St Chad's Church is on Chester Road (the A41) in the civil parish of Tushingham-cum-Grindley, Macefen and Bradley, Cheshire, England. It is an active Anglican parish church in the deanery of Malpas, the archdeaconry of Chester, and the diocese of Chester. Its benefice is combined with those of St Michael, Marbury, and St Mary, Whitewell. The church is recorded in the National Heritage List for England as a designated Grade II listed building.

==History==

St Chad's was built between 1860 and 1863 to a design by Robert Jennings of Atherstone, and the tower was added in 1897 by Hodgson Fowler. The building replaced the functions of the earlier St Chad's Chapel, also known as Old St Chad's, which is still extant and consecrated. The chapel is among fields about 500 m to the southwest of the newer church, and retains the only burial ground in the (former) parish of Tushingham.

==Architecture==

The church is constructed in red sandstone with grey slate roofs.

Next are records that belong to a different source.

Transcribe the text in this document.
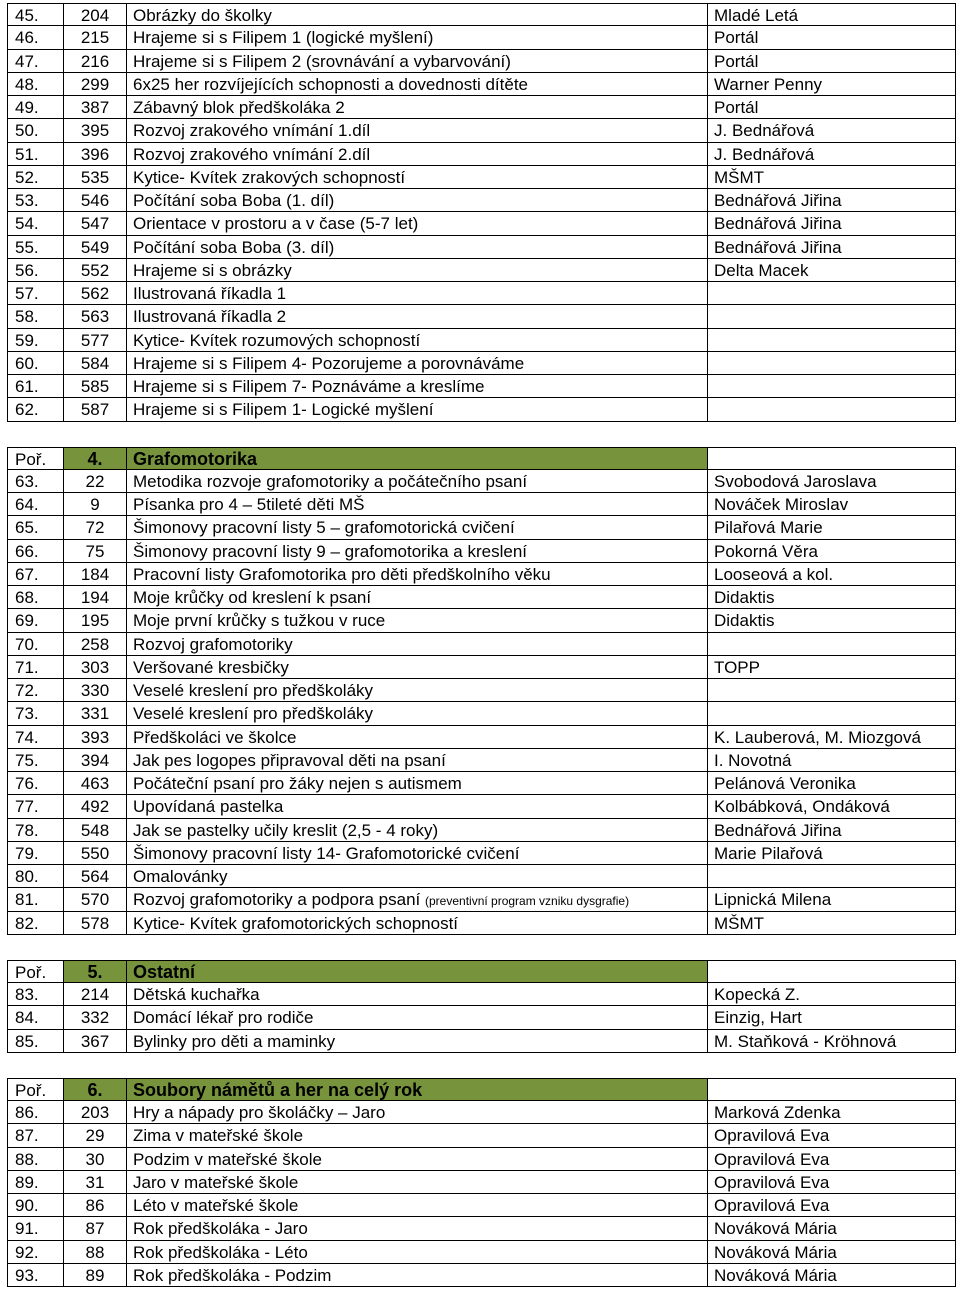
45.	204	Obrázky do školky	Mladé Letá
46.	215	Hrajeme si s Filipem 1 (logické myšlení)	Portál
47.	216	Hrajeme si s Filipem 2 (srovnávání a vybarvování)	Portál
48.	299	6x25 her rozvíjejících schopnosti a dovednosti dítěte	Warner Penny
49.	387	Zábavný blok předškoláka 2	Portál
50.	395	Rozvoj zrakového vnímání 1.díl	J. Bednářová
51.	396	Rozvoj zrakového vnímání 2.díl	J. Bednářová
52.	535	Kytice- Kvítek zrakových schopností	MŠMT
53.	546	Počítání soba Boba (1. díl)	Bednářová Jiřina
54.	547	Orientace v prostoru a v čase (5-7 let)	Bednářová Jiřina
55.	549	Počítání soba Boba (3. díl)	Bednářová Jiřina
56.	552	Hrajeme si s obrázky	Delta Macek
57.	562	Ilustrovaná říkadla 1
58.	563	Ilustrovaná říkadla 2
59.	577	Kytice- Kvítek rozumových schopností
60.	584	Hrajeme si s Filipem 4- Pozorujeme a porovnáváme
61.	585	Hrajeme si s Filipem 7- Poznáváme a kreslíme
62.	587	Hrajeme si s Filipem 1- Logické myšlení
Poř.	4.	Grafomotorika
63.	22	Metodika rozvoje grafomotoriky a počátečního psaní	Svobodová Jaroslava
64.	9	Písanka pro 4 – 5tileté děti MŠ	Nováček Miroslav
65.	72	Šimonovy pracovní listy 5 – grafomotorická cvičení	Pilařová Marie
66.	75	Šimonovy pracovní listy 9 – grafomotorika a kreslení	Pokorná Věra
67.	184	Pracovní listy Grafomotorika pro děti předškolního věku	Looseová a kol.
68.	194	Moje krůčky od kreslení k psaní	Didaktis
69.	195	Moje první krůčky s tužkou v ruce	Didaktis
70.	258	Rozvoj grafomotoriky
71.	303	Veršované kresbičky	TOPP
72.	330	Veselé kreslení pro předškoláky
73.	331	Veselé kreslení pro předškoláky
74.	393	Předškoláci ve školce	K. Lauberová, M. Miozgová
75.	394	Jak pes logopes připravoval děti na psaní	I. Novotná
76.	463	Počáteční psaní pro žáky nejen s autismem	Pelánová Veronika
77.	492	Upovídaná pastelka	Kolbábková, Ondáková
78.	548	Jak se pastelky učily kreslit (2,5 - 4 roky)	Bednářová Jiřina
79.	550	Šimonovy pracovní listy 14- Grafomotorické cvičení	Marie Pilařová
80.	564	Omalovánky
81.	570	Rozvoj grafomotoriky a podpora psaní (preventivní program vzniku dysgrafie)	Lipnická Milena
82.	578	Kytice- Kvítek grafomotorických schopností	MŠMT
Poř.	5.	Ostatní
83.	214	Dětská kuchařka	Kopecká Z.
84.	332	Domácí lékař pro rodiče	Einzig, Hart
85.	367	Bylinky pro děti a maminky	M. Staňková - Kröhnová
Poř.	6.	Soubory námětů a her na celý rok
86.	203	Hry a nápady pro školáčky – Jaro	Marková Zdenka
87.	29	Zima v mateřské škole	Opravilová Eva
88.	30	Podzim v mateřské škole	Opravilová Eva
89.	31	Jaro v mateřské škole	Opravilová Eva
90.	86	Léto v mateřské škole	Opravilová Eva
91.	87	Rok předškoláka - Jaro	Nováková Mária
92.	88	Rok předškoláka - Léto	Nováková Mária
93.	89	Rok předškoláka - Podzim	Nováková Mária
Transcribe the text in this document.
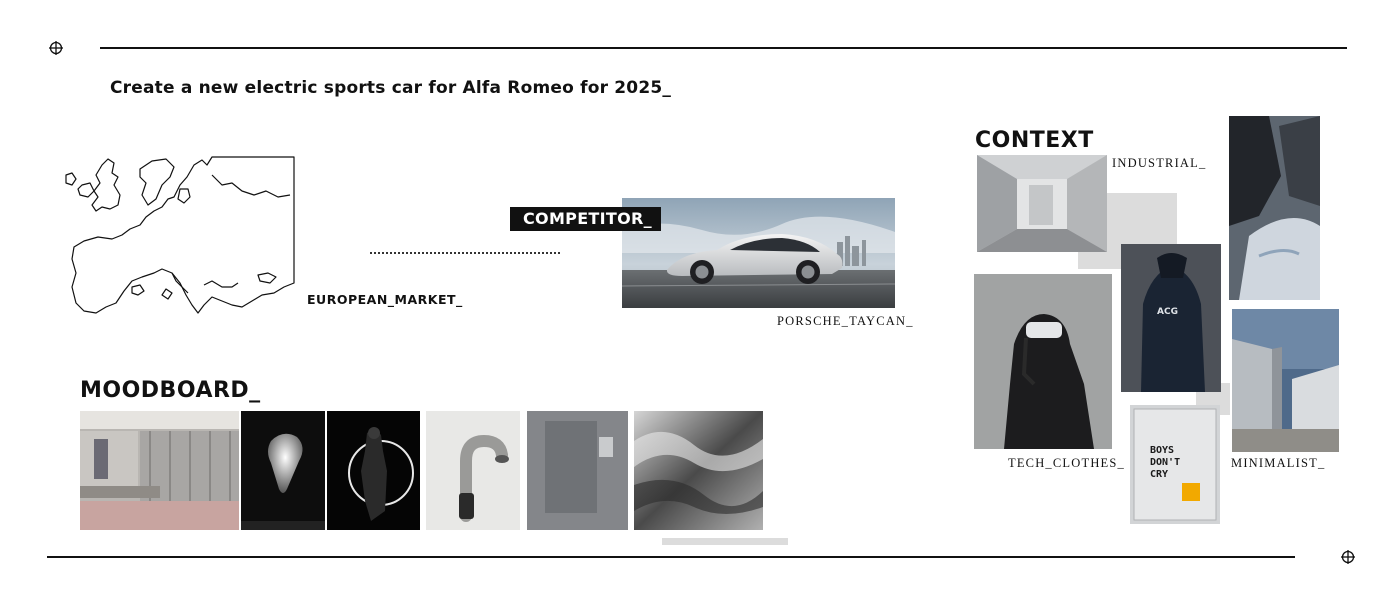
Create a new electric sports car for Alfa Romeo for 2025_
EUROPEAN_MARKET_
COMPETITOR_
PORSCHE_TAYCAN_
MOODBOARD_
CONTEXT
INDUSTRIAL_
TECH_CLOTHES_
ACG
BOYS
DON'T
CRY
MINIMALIST_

Its plan is cruciform, and consists of a three-bay nave with a south porch, single-bay transepts, a two-bay chancel, a sacristy in the corner of the chancel and the north transept, and a west tower. The tower has three stages in Perpendicular style, with an octagonal northwest stair turret, and a crenelated parapet. In the bottom stage is a three-light west window and a statue of Saint Chad in a niche, single-light trefoil-headed windows on the north and south sides of the middle stage, and two-light bell openings in the top stage. The body of the church is in Early English style with lancet windows.

The interior of the church is plastered, with dressings in stone. The west tower acts as a baptistry and contains an octagonal font. The stained glass in the west window (dated 1897) and in the north transept (dated 1904) is by Kempe. There is a ring of six bells, all cast by John Taylor & Co in 1897.